The Brazilians, more than any of the other countries, were incensed at the removal of a beef quota in the initial EU offer to Mercosur, tabled in May of this year. They were demanding a 150,000t quota, which would be a third of Ireland’s total exports.

It was clear from the various Brazilian agency and government presentations that much progress has been made in Brazilian welfare, environmental and traceability standards in recent years. Slash-and-burn agriculture in the Amazon rainforest seems to have been well curtailed. However, in such a vast country, it will always be difficult to verify.

The clear message from the Brazilians in Brussels this week was that they were the obvious choice as an international trading partner of sustainable food production

When the Irish Farmers Journal posed the question on the extent of individual animal traceability, we learned that it is confined to the last 90 days of the animal’s life. Lifetime traceability in Ireland and the UK has historically been driven by disease eradication programmes and driven further by BSE in the 1990s. It isn’t the be-all and end-all of beef cattle rearing, but is a neat example of just how standards differ in various parts of the world. Individual animal traceability is rare in the US, for example, as well.

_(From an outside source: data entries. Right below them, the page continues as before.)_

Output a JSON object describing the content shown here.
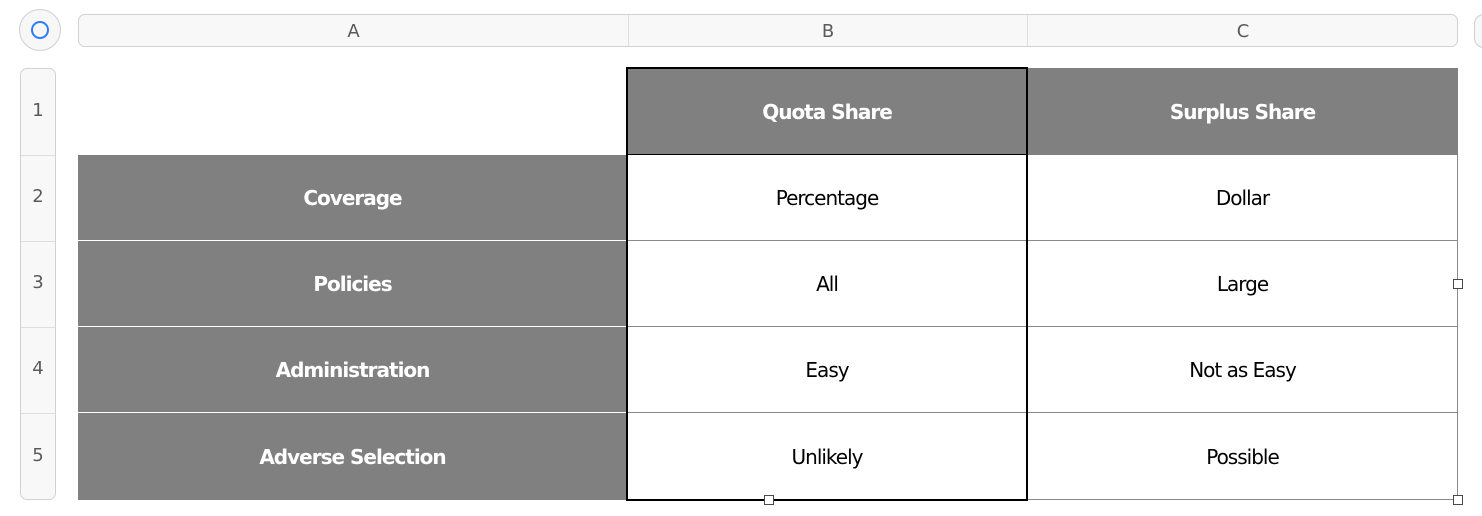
{
  "columns": [
    "A",
    "B",
    "C"
  ],
  "rows": [
    "1",
    "2",
    "3",
    "4",
    "5"
  ],
  "table": {
    "column_headers": [
      "Quota Share",
      "Surplus Share"
    ],
    "row_labels": [
      "Coverage",
      "Policies",
      "Administration",
      "Adverse Selection"
    ],
    "cells": [
      [
        "Percentage",
        "Dollar"
      ],
      [
        "All",
        "Large"
      ],
      [
        "Easy",
        "Not as Easy"
      ],
      [
        "Unlikely",
        "Possible"
      ]
    ]
  },
  "colors": {
    "header_fill": "#808080",
    "header_text": "#ffffff",
    "accent": "#2d7cf6"
  }
}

The clear message from the Brazilians in Brussels this week was that they were the obvious choice as an international trading partner of sustainable food production. They cited huge productivity improvements without adding land to the production system. Despite the advances of the last decade, it remains a largely underdeveloped agricultural producing country.

Potential

Their potential is incredible and they moved last year from entering the Chinese market in the middle of the year to being the main supplier by the year end. This year they have resumed trade with the US and are expected to swallow the entire 64,000t quota that Ireland had been supplying under and send several more thousand tonnes into the US with tariff paid.

Even if all the shackles associated with farming in the EU were off, Ireland simply couldn’t compete with this. However, we do have advantages in a specialised suckler beef product based on steer as opposed to bull beef. It is predominantly a grazed grass-fed product with more traceability information than we have on the human population.

We will reduce our carbon footprint, and our family farm structure will always trump factory farmed feedlots in any marketing campaign. However, our product cannot be cheap and we cannot survive a head-to-head battle with South American beef on the EU market.